Kimisi ise hala seni sinirlendiren… “O bana bunu dediğinde ben de ona bunu deseydim keşke” dediğin… “Bana neler yaptı. Onun yüzünden arkadaşlarıma rezil oldum. Onun yüzünden sevgilimden ayrıldım. Onun yüzünden annemle aramız bozuldu. Onun yüzünden o yıl sınava hazırlanamadım. Onun yüzünden başıma gelmeyen kalmadı” dediğin…

“Tüm bu duraklar benim hayatım” dedi kendi kendine…
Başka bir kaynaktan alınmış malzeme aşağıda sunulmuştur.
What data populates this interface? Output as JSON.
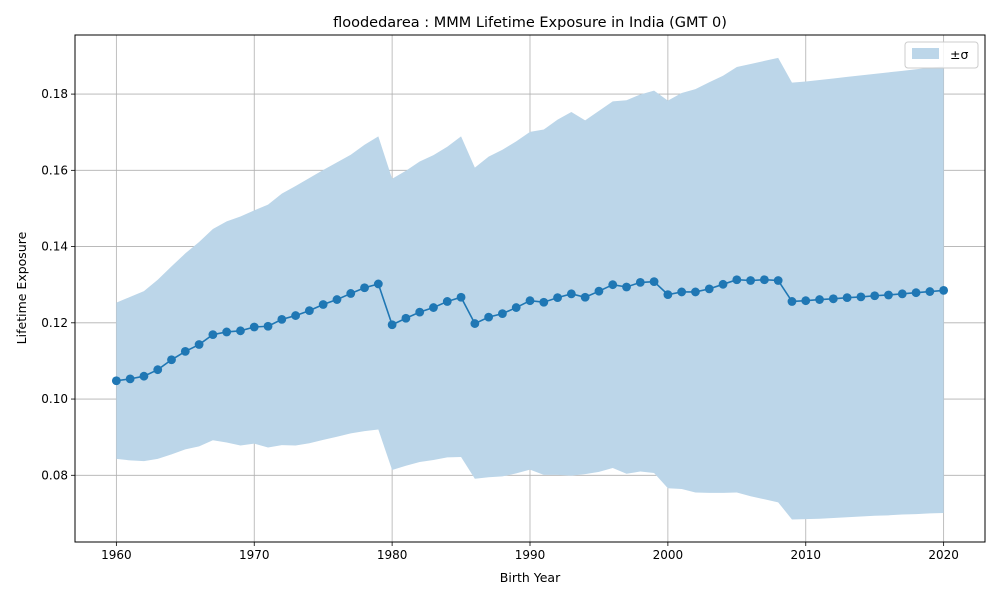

“Hepsine ben uğradım. Hepsinden elimde bir şeylerle ayrıldım.  Olumlu olanları da, olumsuz olanları da benim büyümemi, olgunlaşmamı sağladılar.  

“Demek ki bu duraklara uğramam gerekliydi.”

Peki o dönüm noktası olan aktarma yaptığı duraklar hangisiydi?

Ailesinin tüm zorluklarına rağmen onu yatılı okula göndermeleri dönüm noktalarından biri olabilir miydi? Onlara mahçup olmamak için elinden geleni yaptığı, yalnız hayatta ayaklarının üzerinde durmayı öğrendiği lise yılları…

Peki üniversite?  O da dönüm noktası mıydı?  Orası da geçiş istasyonu muydu?  Bunları düşünmeye dalmışken az kalsın ineceği durağı kaçırıyordu. Hızlıca oturduğu yerden kalkıp indi. Metro istasyonundan çıkabilmek için uzun koridorları, ve yürüyen merdivenleri geçmeye çalışırken tekrar düşüncelere daldı…

“Bazı insanlar hayatımızda dönüm noktası olurlar.” diye düşündü. Bazen bir öğretmendir sizin için dönüm noktası olan, bazen çocukluk arkadaşın, bazen bir işverenin, bazen bir eğitim… Onun yaşamında da dönüm noktaları olmuştu. Ama bu dönüm noktalarının en önemlilerinden biri Deneyimsel Tasarım Öğretisi eğitimleri olmuştu. Hayatında trenin artık yanlış yöne gittiği, hatta o yönde giderken bir istasyonda çakılı kalıp, arızaya geçtiği… İstasyonda debelenip dururken ve çıkış yolunu bulamıyorken;  hayatında hep hatırlıyor olduğu ve minnetle andığı bir arkadaşı bahsetmişti bu eğitimden. “Mutlaka gitmelisin.” demişti. Şimdi anlıyordu, kendi hayat treninin, yolunu bulması için hayat ona bir fırsat sunmuştu. Neyse ki o da bu fırsatı değerlendirebilmişti….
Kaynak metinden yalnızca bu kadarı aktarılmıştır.